Requests that evidence be suppressed shall be raised by motion before trial; however, the judge in the exercise of discretion may entertain a motion to suppress evidence at any time during trial.

NOTE: A motion to suppress a confession as not being voluntary must be heard separate and apart from the principal trial. State v. Garrett, 595 S.W.2d 422. (Mo.App. S.D. 1980).

7.8 Discovery

Rule 37.54

Discovery shall be permitted solely in the judge's discretion as justice requires.

Rule 37.61(e)

All jury trials shall proceed in the manner provided for the trial of a misdemeanor by the rules of criminal procedure.

NOTE: Criminal Procedure Rules 25.03 and 25.05 list the discovery to which a defendant and the state are entitled without a court order, and Rules 25.04 and 25.06 list the discovery which may be obtained by court order on the showing of good cause.
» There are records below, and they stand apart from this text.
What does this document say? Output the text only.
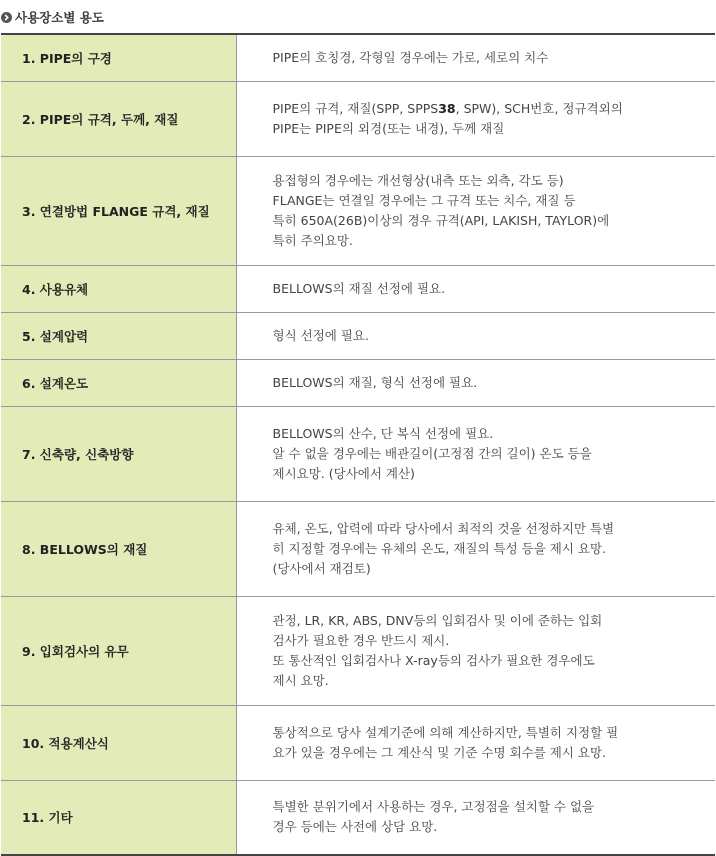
사용장소별 용도
1. PIPE의 구경	PIPE의 호칭경, 각형일 경우에는 가로, 세로의 치수

2. PIPE의 규격, 두께, 재질	PIPE의 규격, 재질(SPP, SPPS38, SPW), SCH번호, 정규격외의
PIPE는 PIPE의 외경(또는 내경), 두께 재질

3. 연결방법 FLANGE 규격, 재질	용접형의 경우에는 개선형상(내측 또는 외측, 각도 등)
FLANGE는 연결일 경우에는 그 규격 또는 치수, 재질 등
특히 650A(26B)이상의 경우 규격(API, LAKISH, TAYLOR)에
특히 주의요망.

4. 사용유체	BELLOWS의 재질 선정에 필요.

5. 설계압력	형식 선정에 필요.

6. 설계온도	BELLOWS의 재질, 형식 선정에 필요.

7. 신축량, 신축방향	BELLOWS의 산수, 단 복식 선정에 필요.
알 수 없을 경우에는 배관길이(고정점 간의 길이) 온도 등을
제시요망. (당사에서 계산)

8. BELLOWS의 재질	유체, 온도, 압력에 따라 당사에서 최적의 것을 선정하지만 특별
히 지정할 경우에는 유체의 온도, 재질의 특성 등을 제시 요망.
(당사에서 재검토)

9. 입회검사의 유무	관정, LR, KR, ABS, DNV등의 입회검사 및 이에 준하는 입회
검사가 필요한 경우 반드시 제시.
또 통산적인 입회검사나 X-ray등의 검사가 필요한 경우에도
제시 요망.

10. 적용계산식	통상적으로 당사 설계기준에 의해 계산하지만, 특별히 지정할 필
요가 있을 경우에는 그 계산식 및 기준 수명 회수를 제시 요망.

11. 기타	특별한 분위기에서 사용하는 경우, 고정점을 설치할 수 없을
경우 등에는 사전에 상담 요망.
Rule 25.10 lists matters not subject to discovery (e.g., legal work product, informant's identity, and items which involve a substantial prejudice to national security). While discovery is permitted solely in the judge’s discretion, the defendant is always entitled to a copy of the information or summons that has been filed pursuant to Rule 37.48. Release of the original information or summons is not considered discovery and is not discretionary.